Hahahahaha..fakk..ini
apa siiiiihhh?
Tenang, jangan
bingung. Itu hanya reaksi pertama saya saat menemukan kembali sebuah zine yang
terkubur diantara timbunan catatan masa kuliah dulu. Jujur saja, saya cukup
terkejut mendapatkannya kembali. Zine yang ada di genggaman tangan saya ini
memiliki judul Inkoherent Nutritionist. Jujur saya tidak yakin apakah ini nama
zine nya atau bukan, saya menyimpulkan demikian karena kata Inkoherent Nutritionist
ditulis dengan ukuran font yang paling besar, besar kemungkinan itu nama zine
nya.

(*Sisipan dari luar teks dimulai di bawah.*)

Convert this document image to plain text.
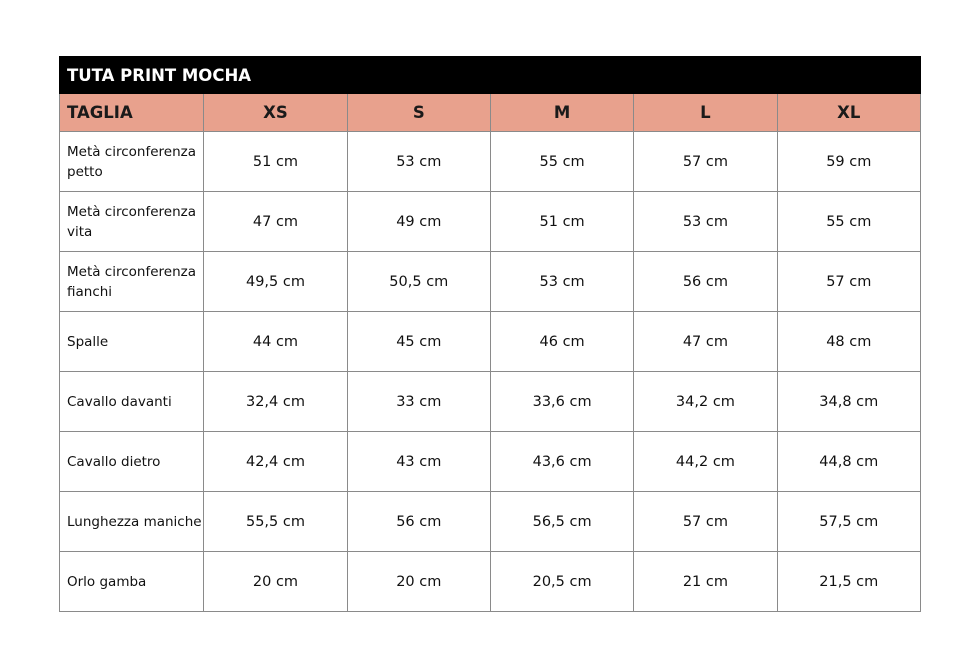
TUTA PRINT MOCHA					
TAGLIA	XS	S	M	L	XL
Metà circonferenza petto	51 cm	53 cm	55 cm	57 cm	59 cm
Metà circonferenza vita	47 cm	49 cm	51 cm	53 cm	55 cm
Metà circonferenza fianchi	49,5 cm	50,5 cm	53 cm	56 cm	57 cm
Spalle	44 cm	45 cm	46 cm	47 cm	48 cm
Cavallo davanti	32,4 cm	33 cm	33,6 cm	34,2 cm	34,8 cm
Cavallo dietro	42,4 cm	43 cm	43,6 cm	44,2 cm	44,8 cm
Lunghezza maniche	55,5 cm	56 cm	56,5 cm	57 cm	57,5 cm
Orlo gamba	20 cm	20 cm	20,5 cm	21 cm	21,5 cm
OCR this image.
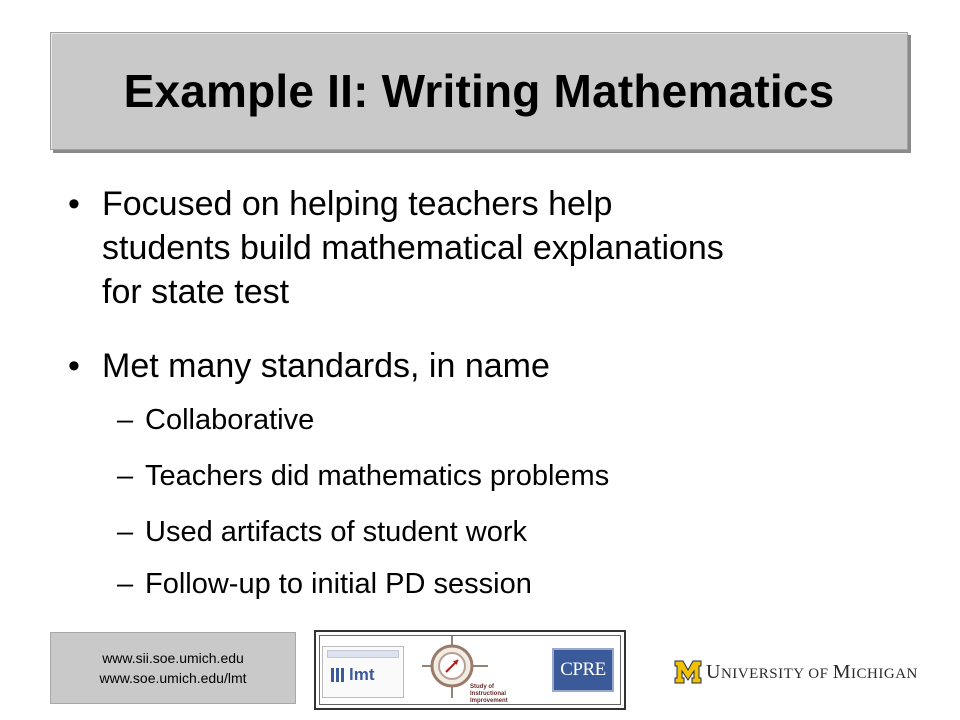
Example II: Writing Mathematics
• Focused on helping teachers help
students build mathematical explanations
for state test
• Met many standards, in name
– Collaborative
– Teachers did mathematics problems
– Used artifacts of student work
– Follow-up to initial PD session
www.sii.soe.umich.edu
www.soe.umich.edu/lmt	lmt
Study of Instructional Improvement
CPRE	UNIVERSITY OF MICHIGAN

Anggap saja asumsi tersebut benar adanya, maka hal ini mengingatkan saya
akan sebuah record dengan nama yang mirip, hanya saja ditambah sisipan DIY di
tengah nya. Beberapa tahun ke belakang (mungkin 4-5 tahun) sebelum zine ini
muncul, ada sebuah record yang merilis benefit album untuk band-band yang
touring ke Indonesia. Salah satu yang saya ingat adalah rilisan dari Baracka.

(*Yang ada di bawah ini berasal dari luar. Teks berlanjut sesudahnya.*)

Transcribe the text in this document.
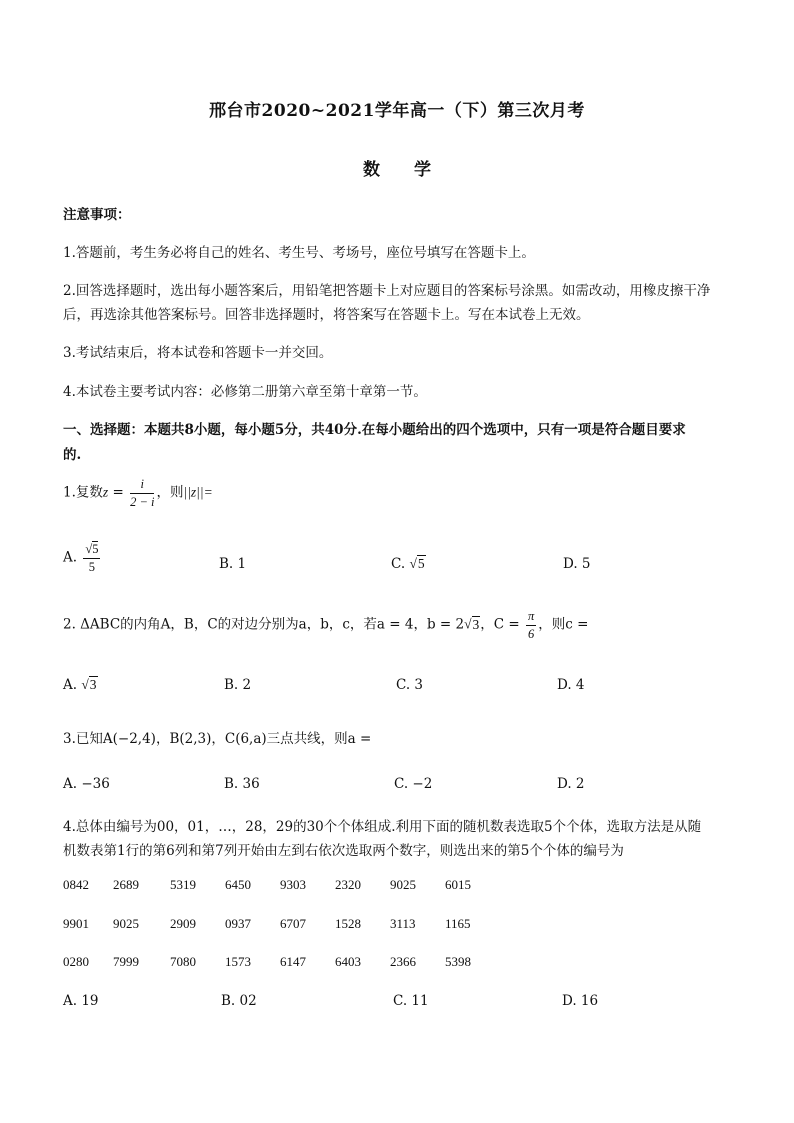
邢台市2020~2021学年高一（下）第三次月考
数 学
注意事项：
1.答题前，考生务必将自己的姓名、考生号、考场号，座位号填写在答题卡上。
2.回答选择题时，选出每小题答案后，用铅笔把答题卡上对应题目的答案标号涂黑。如需改动，用橡皮擦干净
后，再选涂其他答案标号。回答非选择题时，将答案写在答题卡上。写在本试卷上无效。
3.考试结束后，将本试卷和答题卡一并交回。
4.本试卷主要考试内容：必修第二册第六章至第十章第一节。
一、选择题：本题共8小题，每小题5分，共40分.在每小题给出的四个选项中，只有一项是符合题目要求
的.
1.复数$z = \frac{i}{2 - i}$ ，则||z||=
A. $\frac{√5}{5}$	B. 1	C. √5	D. 5
2. ΔABC的内角A，B，C的对边分别为a，b，c，若a = 4，b = 2√3，$C = \frac{\pi}{6}$ ，则c =
A. √3	B. 2	C. 3	D. 4
3.已知A(−2,4)，B(2,3)，C(6,a)三点共线，则a =
A. −36	B. 36	C. −2	D. 2
4.总体由编号为00，01，…，28，29的30个个体组成.利用下面的随机数表选取5个个体，选取方法是从随
机数表第1行的第6列和第7列开始由左到右依次选取两个数字，则选出来的第5个个体的编号为
0842 2689 5319 6450 9303 2320 9025 6015
9901 9025 2909 0937 6707 1528 3113 1165
0280 7999 7080 1573 6147 6403 2366 5398
A. 19	B. 02	C. 11	D. 16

Mungkin namanya memang sama karena otak di belakang nya sama, mungkin pula
hanya sebuah kebetulan atau bahkan mungkin ini sebuah konspirasi makhluk luar
angkasa.
Zine ini sangat
menarik, setidaknya bagi saya pribadi, karena formatnya yang berupa photo zine.
Belum banyak zinester yang menggunakan konsep ini, terlebih lima tahun ke
belakang. Sampul depan nya yang berupa kolase foto dari beberapa orang
menunjukkan gambaran mengenai seperti apa konten di dalam nya. Oya, di sampul
depan juga tertulis ‘scene edition’, jadi mungkin kalian sudah dapat menebak
apa isinya dan siapa orang-orang yang wajahnya menghiasi sampul depan tadi.

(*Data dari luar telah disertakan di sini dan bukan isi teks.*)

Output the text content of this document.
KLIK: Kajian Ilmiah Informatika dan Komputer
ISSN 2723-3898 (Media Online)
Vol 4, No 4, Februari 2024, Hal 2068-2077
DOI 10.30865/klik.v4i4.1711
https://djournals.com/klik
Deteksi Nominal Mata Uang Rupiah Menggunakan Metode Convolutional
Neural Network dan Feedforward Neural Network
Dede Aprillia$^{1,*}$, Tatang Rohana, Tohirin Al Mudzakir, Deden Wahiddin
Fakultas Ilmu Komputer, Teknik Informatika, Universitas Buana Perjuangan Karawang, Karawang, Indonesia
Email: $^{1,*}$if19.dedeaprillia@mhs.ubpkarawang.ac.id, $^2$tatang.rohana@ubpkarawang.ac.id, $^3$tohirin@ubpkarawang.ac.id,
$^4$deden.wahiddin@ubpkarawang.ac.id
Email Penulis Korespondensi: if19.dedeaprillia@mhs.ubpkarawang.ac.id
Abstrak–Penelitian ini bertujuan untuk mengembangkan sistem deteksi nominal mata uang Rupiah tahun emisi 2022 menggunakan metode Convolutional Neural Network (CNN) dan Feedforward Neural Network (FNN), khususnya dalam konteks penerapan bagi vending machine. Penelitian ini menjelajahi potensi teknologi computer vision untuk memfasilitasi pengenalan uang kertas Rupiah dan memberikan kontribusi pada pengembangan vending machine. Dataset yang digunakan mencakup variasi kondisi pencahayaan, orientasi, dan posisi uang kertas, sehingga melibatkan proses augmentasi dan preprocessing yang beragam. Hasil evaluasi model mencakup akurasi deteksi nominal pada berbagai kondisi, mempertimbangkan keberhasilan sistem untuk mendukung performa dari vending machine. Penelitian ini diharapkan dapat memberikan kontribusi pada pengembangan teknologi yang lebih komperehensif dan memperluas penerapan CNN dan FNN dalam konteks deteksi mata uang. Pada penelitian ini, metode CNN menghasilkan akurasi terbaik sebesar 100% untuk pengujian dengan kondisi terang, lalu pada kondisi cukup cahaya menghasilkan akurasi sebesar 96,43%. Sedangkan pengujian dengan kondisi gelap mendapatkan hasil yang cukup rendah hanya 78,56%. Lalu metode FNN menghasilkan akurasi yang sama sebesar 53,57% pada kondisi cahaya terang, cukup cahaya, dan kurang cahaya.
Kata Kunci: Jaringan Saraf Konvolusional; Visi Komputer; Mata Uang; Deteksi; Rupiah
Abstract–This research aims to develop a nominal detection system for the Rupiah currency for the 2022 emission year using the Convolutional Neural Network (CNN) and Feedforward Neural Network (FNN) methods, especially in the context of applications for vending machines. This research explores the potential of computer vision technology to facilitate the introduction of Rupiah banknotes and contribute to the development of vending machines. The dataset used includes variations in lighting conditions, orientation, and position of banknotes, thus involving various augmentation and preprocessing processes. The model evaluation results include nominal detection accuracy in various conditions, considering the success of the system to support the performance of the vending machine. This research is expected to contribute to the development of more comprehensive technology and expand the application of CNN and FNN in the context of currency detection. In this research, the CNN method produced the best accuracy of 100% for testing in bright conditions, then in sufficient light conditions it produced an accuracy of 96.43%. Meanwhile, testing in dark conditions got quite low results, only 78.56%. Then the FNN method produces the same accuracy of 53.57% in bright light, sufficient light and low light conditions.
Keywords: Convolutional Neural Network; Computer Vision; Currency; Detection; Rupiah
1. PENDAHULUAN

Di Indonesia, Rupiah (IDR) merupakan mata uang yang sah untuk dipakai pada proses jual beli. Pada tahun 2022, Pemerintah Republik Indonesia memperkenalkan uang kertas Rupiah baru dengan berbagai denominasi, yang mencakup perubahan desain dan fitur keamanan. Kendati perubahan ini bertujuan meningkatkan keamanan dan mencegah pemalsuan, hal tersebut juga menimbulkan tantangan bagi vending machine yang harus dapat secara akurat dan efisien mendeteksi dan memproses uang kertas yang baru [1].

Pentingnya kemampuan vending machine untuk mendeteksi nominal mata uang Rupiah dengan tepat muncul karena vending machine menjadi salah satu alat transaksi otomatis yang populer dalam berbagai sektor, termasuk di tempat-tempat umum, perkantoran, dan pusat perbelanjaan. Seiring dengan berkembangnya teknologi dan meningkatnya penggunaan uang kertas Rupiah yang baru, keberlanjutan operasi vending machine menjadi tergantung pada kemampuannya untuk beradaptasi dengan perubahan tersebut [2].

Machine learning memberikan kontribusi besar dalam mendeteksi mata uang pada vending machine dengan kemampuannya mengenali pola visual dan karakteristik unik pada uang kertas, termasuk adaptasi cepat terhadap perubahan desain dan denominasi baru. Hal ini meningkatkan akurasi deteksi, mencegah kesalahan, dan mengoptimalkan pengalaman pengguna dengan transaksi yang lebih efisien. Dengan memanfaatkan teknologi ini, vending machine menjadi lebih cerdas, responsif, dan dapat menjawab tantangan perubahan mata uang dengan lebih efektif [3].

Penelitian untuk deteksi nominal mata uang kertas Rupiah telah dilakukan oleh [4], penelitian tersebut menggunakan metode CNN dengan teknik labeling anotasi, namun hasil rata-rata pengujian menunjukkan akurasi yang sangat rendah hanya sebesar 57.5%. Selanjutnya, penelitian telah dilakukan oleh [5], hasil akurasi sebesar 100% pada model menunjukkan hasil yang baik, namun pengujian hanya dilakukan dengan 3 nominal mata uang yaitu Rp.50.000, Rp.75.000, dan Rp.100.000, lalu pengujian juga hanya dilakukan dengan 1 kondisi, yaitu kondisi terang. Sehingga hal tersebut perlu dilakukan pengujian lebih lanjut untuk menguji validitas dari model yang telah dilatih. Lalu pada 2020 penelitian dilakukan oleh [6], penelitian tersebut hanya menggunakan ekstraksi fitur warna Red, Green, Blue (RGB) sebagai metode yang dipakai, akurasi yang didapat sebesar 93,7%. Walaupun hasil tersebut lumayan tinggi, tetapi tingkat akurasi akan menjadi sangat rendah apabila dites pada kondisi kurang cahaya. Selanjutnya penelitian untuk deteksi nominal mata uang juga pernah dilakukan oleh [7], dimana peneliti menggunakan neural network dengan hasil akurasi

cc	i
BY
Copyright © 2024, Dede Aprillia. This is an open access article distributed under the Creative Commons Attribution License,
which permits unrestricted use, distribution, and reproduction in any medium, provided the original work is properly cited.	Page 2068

Kalau kalian menebak ini adalah serupa foto-foto panggung seperti pada umumnya
zine lain, maka bersiaplah untuk kecewa. Disini kalian hanya akan mendapatkan
foto individu ditambah satu atau dua buah nama yang menunjukkan keterlibatan
mereka dalam skena. Ups lupa, terdapat pula tiga buah nama band yang saya
curigai sebagai rekaman atau band yang sangat mempengaruhi mereka. Ya, mungkin
itulah yang dimaksud dengan ‘Three Records Issue’ di sampul depan.
Baiklah, mari
kita sedikit membahas tentang zine ini karena seharusnya sejak awal saya
menulis ini sebagai sebuah review, walaupun saya adalah murni penikmat yang
jarang sekali menilai. Jika kalian termasuk dalam golongan orang yang hanyut
dalam arus pergerakan subkultur di Bandung, maka tentunya zine ini akan sangat
menyenangkan untuk dinikmati. Jika kalian adalah penggiat skena subkultur, maka kalian akan tersenyum atau
bahkan tertawa melihat tampang kawan-kawan kalian disana. Tetapi jika kalian
sama seperti saya yang hanya menikmati arus tanpa terlibat didalamnya, mungkin
zine ini akan menjadi lebih berkesan. Bagi saya pribadi, membaca zine ini
merupakan sebuah upaya semu untuk mendekatkan diri saya dengan mereka yang
selama ini berjarak terlalu jauh. Berjarak karena perbedaan posisi antara
penggiat dan penikmat. Jika kita sering mendengar kalimat “tak kenal maka tak
sayang”, mungkin seperti itulah zine ini ingin memperpendek jarak yang ada.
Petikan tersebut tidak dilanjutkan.